Schulman, “Approximating KL divergence,” blog post 2020. The k3 estimator and why it’s the right choice for the KL term in policy gradient.

A few follow-up algorithms in the same family worth knowing about:

DAPO (Decoupled Advantage Policy Optimization). Adds a per-step critic on top of the group baseline; explores asymmetric clip ranges for positive vs. negative advantages.
RLOO (REINFORCE Leave-One-Out). The leave-one-out baseline is mathematically equivalent to the group-mean baseline up to a factor of $G/(G-1)$ . RLOO predates GRPO by years and is essentially the same idea minus the PPO machinery.
GSPO / VAPO and a small zoo of 2025 variants that explore different combinations of token-level vs. sequence-level loss, with and without the std normalization, with and without per-sample length normalization. The bias analysis from Dr. GRPO is the lens through which to read all of them.

Closing remarks

GRPO is the algorithm that made critic-free LLM RL practical at scale. It traded a learned value function for $G$ extra rollouts per prompt and rewrote the optimizer around a within-group baseline.
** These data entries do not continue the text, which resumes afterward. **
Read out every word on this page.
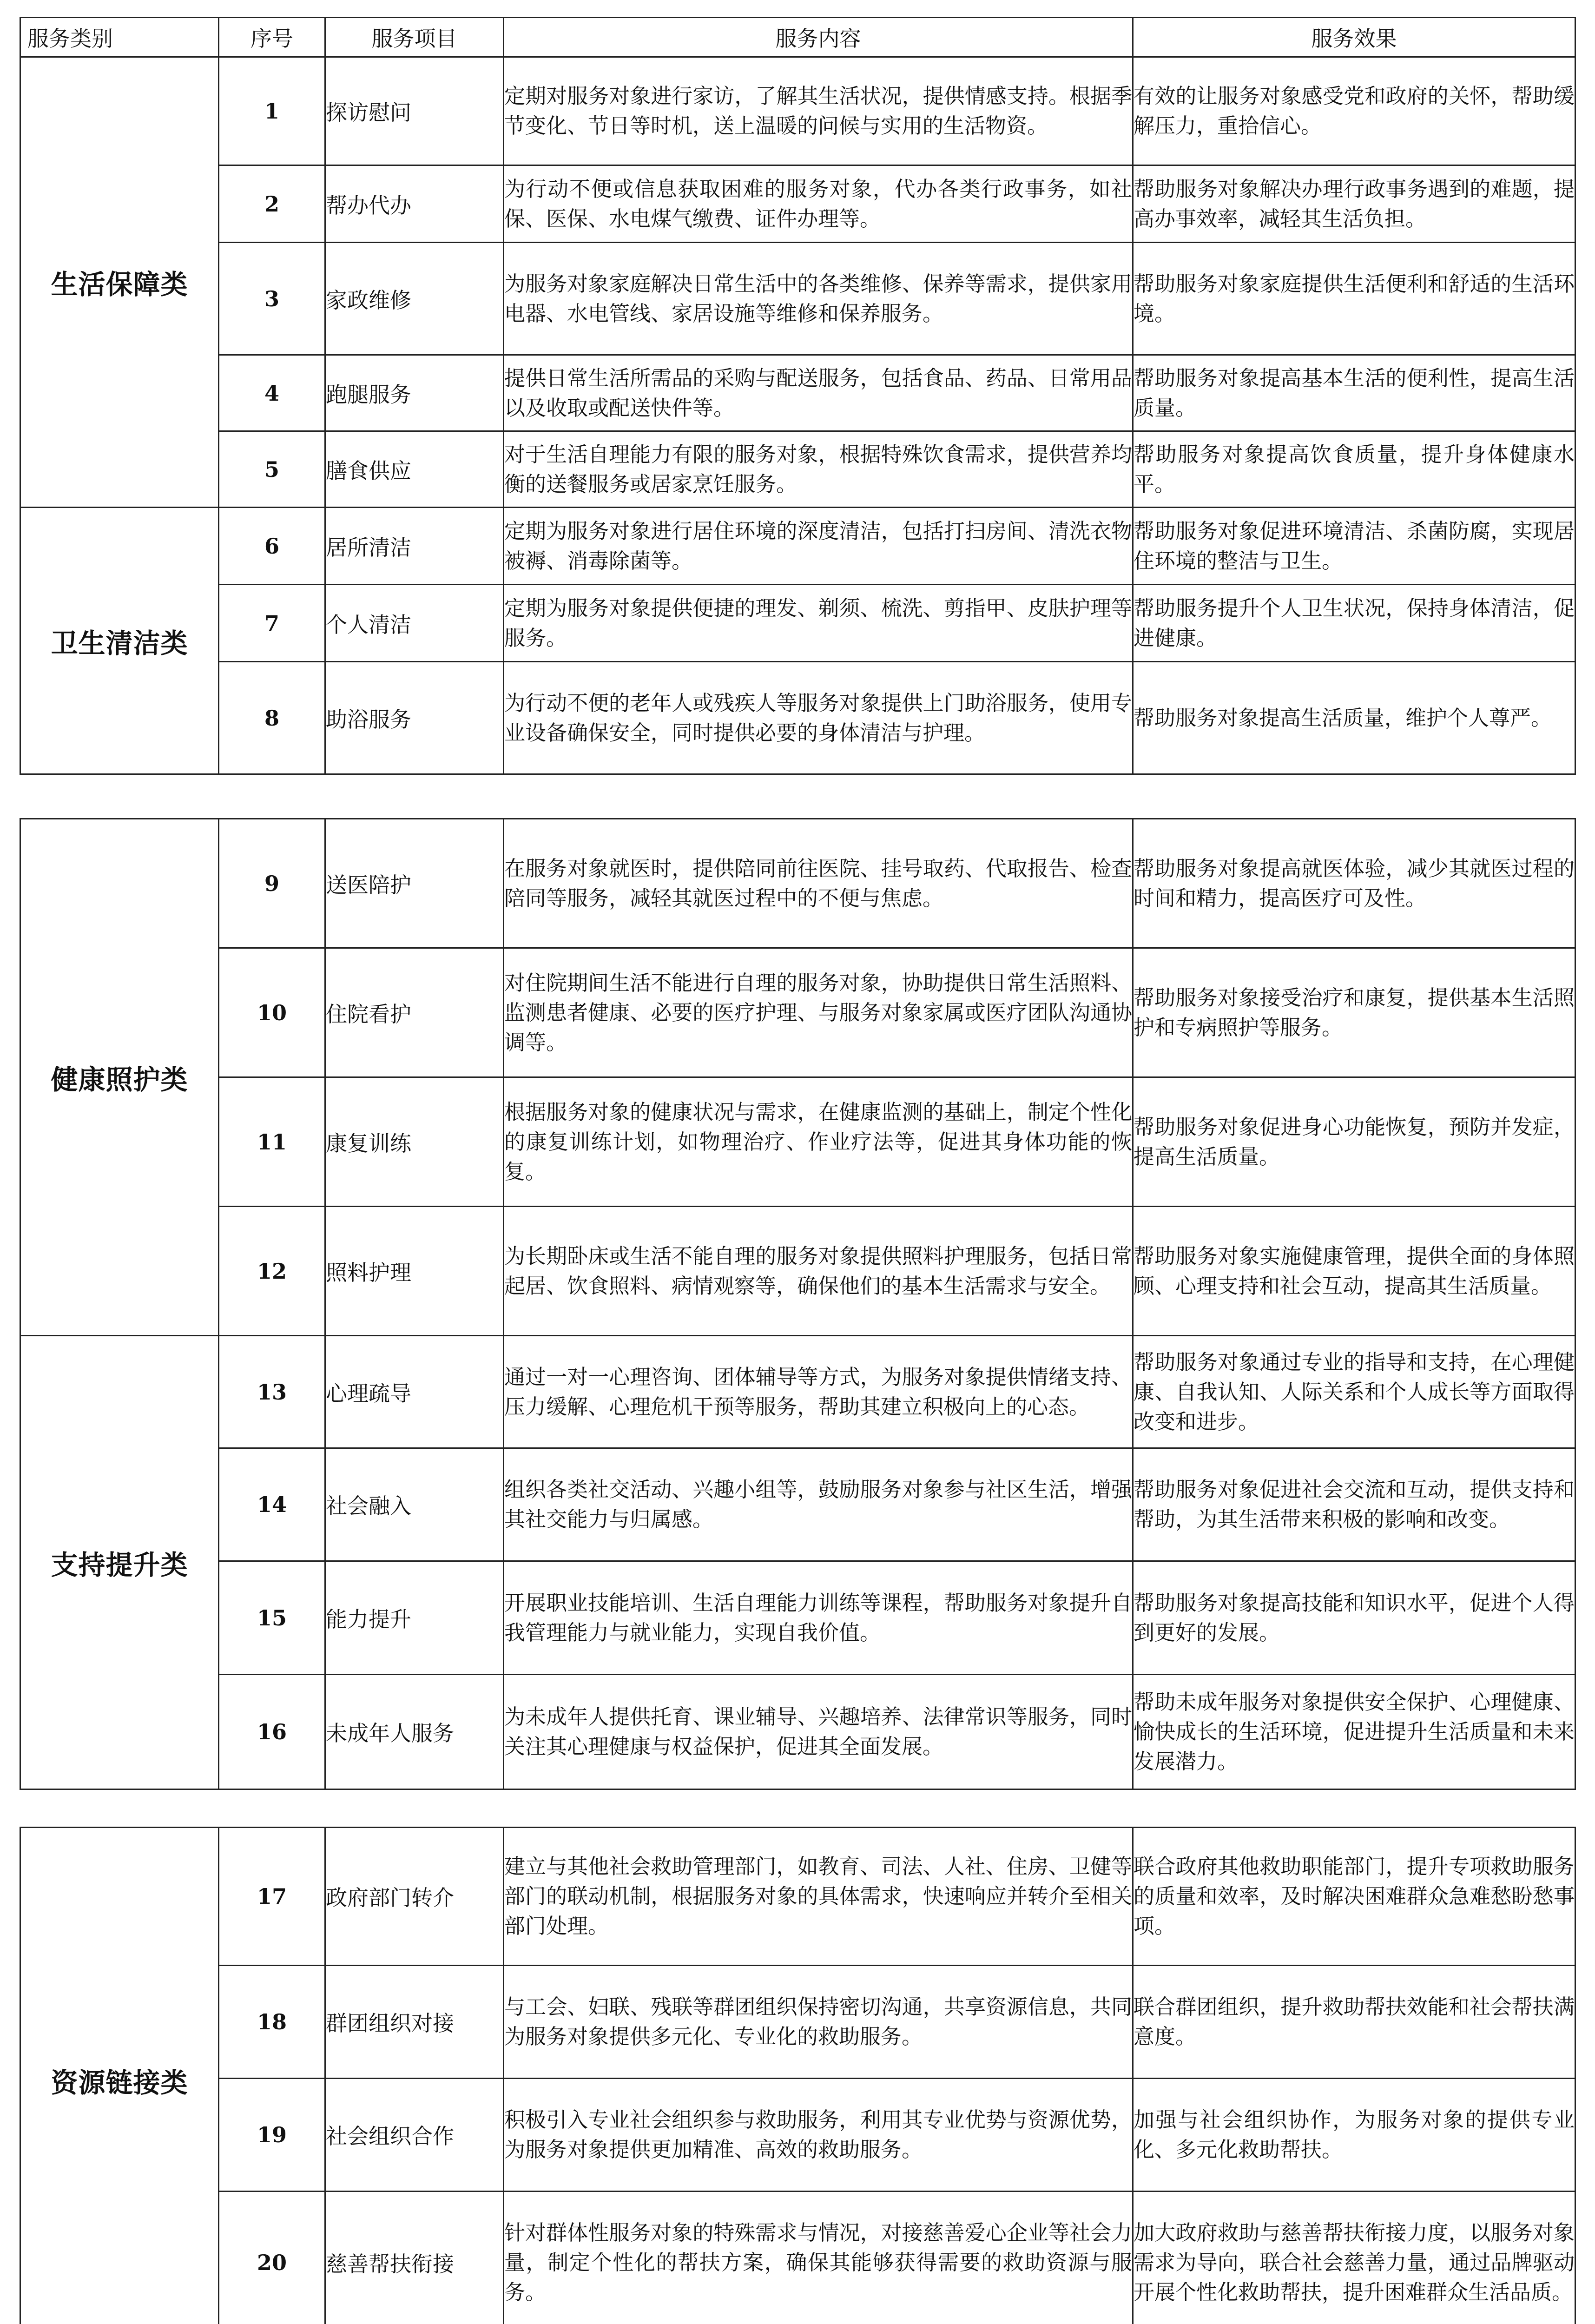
服务类别	序号	服务项目	服务内容	服务效果
生活保障类	1	探访慰问	定期对服务对象进行家访，了解其生活状况，提供情感支持。根据季节变化、节日等时机，送上温暖的问候与实用的生活物资。	有效的让服务对象感受党和政府的关怀，帮助缓解压力，重拾信心。
	2	帮办代办	为行动不便或信息获取困难的服务对象，代办各类行政事务，如社保、医保、水电煤气缴费、证件办理等。	帮助服务对象解决办理行政事务遇到的难题，提高办事效率，减轻其生活负担。
	3	家政维修	为服务对象家庭解决日常生活中的各类维修、保养等需求，提供家用电器、水电管线、家居设施等维修和保养服务。	帮助服务对象家庭提供生活便利和舒适的生活环境。
	4	跑腿服务	提供日常生活所需品的采购与配送服务，包括食品、药品、日常用品以及收取或配送快件等。	帮助服务对象提高基本生活的便利性，提高生活质量。
	5	膳食供应	对于生活自理能力有限的服务对象，根据特殊饮食需求，提供营养均衡的送餐服务或居家烹饪服务。	帮助服务对象提高饮食质量，提升身体健康水平。
卫生清洁类	6	居所清洁	定期为服务对象进行居住环境的深度清洁，包括打扫房间、清洗衣物被褥、消毒除菌等。	帮助服务对象促进环境清洁、杀菌防腐，实现居住环境的整洁与卫生。
	7	个人清洁	定期为服务对象提供便捷的理发、剃须、梳洗、剪指甲、皮肤护理等服务。	帮助服务提升个人卫生状况，保持身体清洁，促进健康。
	8	助浴服务	为行动不便的老年人或残疾人等服务对象提供上门助浴服务，使用专业设备确保安全，同时提供必要的身体清洁与护理。	帮助服务对象提高生活质量，维护个人尊严。
健康照护类	9	送医陪护	在服务对象就医时，提供陪同前往医院、挂号取药、代取报告、检查陪同等服务，减轻其就医过程中的不便与焦虑。	帮助服务对象提高就医体验，减少其就医过程的时间和精力，提高医疗可及性。
	10	住院看护	对住院期间生活不能进行自理的服务对象，协助提供日常生活照料、监测患者健康、必要的医疗护理、与服务对象家属或医疗团队沟通协调等。	帮助服务对象接受治疗和康复，提供基本生活照护和专病照护等服务。
	11	康复训练	根据服务对象的健康状况与需求，在健康监测的基础上，制定个性化的康复训练计划，如物理治疗、作业疗法等，促进其身体功能的恢复。	帮助服务对象促进身心功能恢复，预防并发症，提高生活质量。
	12	照料护理	为长期卧床或生活不能自理的服务对象提供照料护理服务，包括日常起居、饮食照料、病情观察等，确保他们的基本生活需求与安全。	帮助服务对象实施健康管理，提供全面的身体照顾、心理支持和社会互动，提高其生活质量。
支持提升类	13	心理疏导	通过一对一心理咨询、团体辅导等方式，为服务对象提供情绪支持、压力缓解、心理危机干预等服务，帮助其建立积极向上的心态。	帮助服务对象通过专业的指导和支持，在心理健康、自我认知、人际关系和个人成长等方面取得改变和进步。
	14	社会融入	组织各类社交活动、兴趣小组等，鼓励服务对象参与社区生活，增强其社交能力与归属感。	帮助服务对象促进社会交流和互动，提供支持和帮助，为其生活带来积极的影响和改变。
	15	能力提升	开展职业技能培训、生活自理能力训练等课程，帮助服务对象提升自我管理能力与就业能力，实现自我价值。	帮助服务对象提高技能和知识水平，促进个人得到更好的发展。
	16	未成年人服务	为未成年人提供托育、课业辅导、兴趣培养、法律常识等服务，同时关注其心理健康与权益保护，促进其全面发展。	帮助未成年服务对象提供安全保护、心理健康、愉快成长的生活环境，促进提升生活质量和未来发展潜力。
资源链接类	17	政府部门转介	建立与其他社会救助管理部门，如教育、司法、人社、住房、卫健等部门的联动机制，根据服务对象的具体需求，快速响应并转介至相关部门处理。	联合政府其他救助职能部门，提升专项救助服务的质量和效率，及时解决困难群众急难愁盼愁事项。
	18	群团组织对接	与工会、妇联、残联等群团组织保持密切沟通，共享资源信息，共同为服务对象提供多元化、专业化的救助服务。	联合群团组织，提升救助帮扶效能和社会帮扶满意度。
	19	社会组织合作	积极引入专业社会组织参与救助服务，利用其专业优势与资源优势，为服务对象提供更加精准、高效的救助服务。	加强与社会组织协作，为服务对象的提供专业化、多元化救助帮扶。
	20	慈善帮扶衔接	针对群体性服务对象的特殊需求与情况，对接慈善爱心企业等社会力量，制定个性化的帮扶方案，确保其能够获得需要的救助资源与服务。	加大政府救助与慈善帮扶衔接力度，以服务对象需求为导向，联合社会慈善力量，通过品牌驱动开展个性化救助帮扶，提升困难群众生活品质。
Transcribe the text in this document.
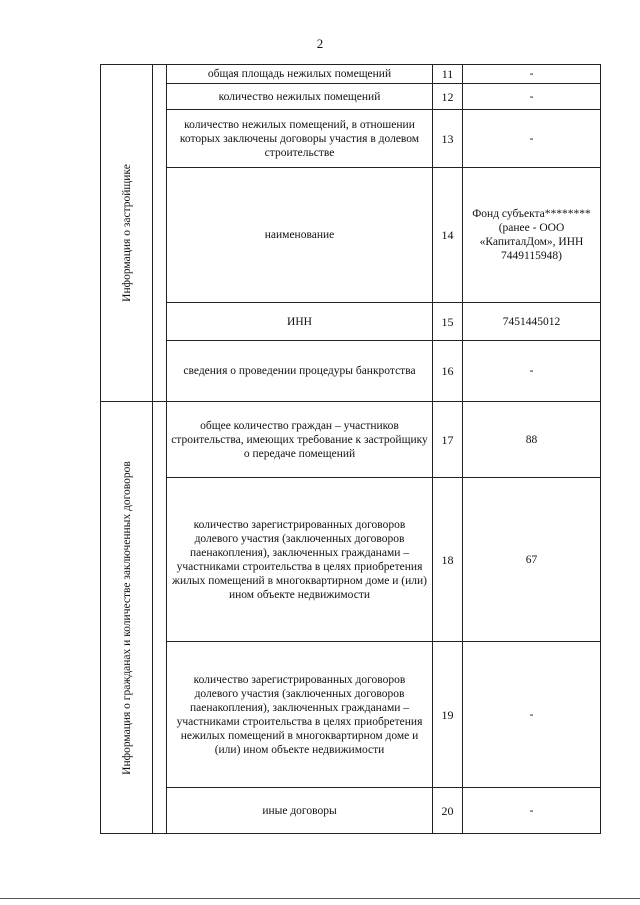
2
Информация о застройщике		общая площадь нежилых помещений	11	-
		количество нежилых помещений	12	-
		количество нежилых помещений, в отношении которых заключены договоры участия в долевом строительстве	13	-
		наименование	14	Фонд субъекта******** (ранее - ООО «КапиталДом», ИНН 7449115948)
		ИНН	15	7451445012
		сведения о проведении процедуры банкротства	16	-

Информация о гражданах и количестве заключенных договоров		общее количество граждан – участников строительства, имеющих требование к застройщику о передаче помещений	17	88
		количество зарегистрированных договоров долевого участия (заключенных договоров паенакопления), заключенных гражданами – участниками строительства в целях приобретения жилых помещений в многоквартирном доме и (или) ином объекте недвижимости	18	67
		количество зарегистрированных договоров долевого участия (заключенных договоров паенакопления), заключенных гражданами – участниками строительства в целях приобретения нежилых помещений в многоквартирном доме и (или) ином объекте недвижимости	19	-
		иные договоры	20	-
Dr. GRPO is the algorithm that took GRPO seriously enough to write out its gradient term by term, located the two places where the normalization choices introduced bias, and proposed the minimal fix.

The lesson, if you want a portable one: every normalization in a policy-gradient loss is a choice, and every choice has a corresponding bias direction. The default “z-score the advantage” and “divide by sequence length” both look like neutral variance-reduction moves and are actually content-bearing. If you write down your loss carefully and take the gradient by hand, you will see them; if you don’t, you won’t.

For an R1-Zero-style production run today, I would start from Dr. GRPO unless I had a specific reason to keep the GRPO normalizations — and the only reasons I can think of are “I am exactly reproducing an R1-Zero baseline” or “my reward signal is continuous and the std-normalization is doing real scale-fixing work.” For everything else, the unbiased version is the default.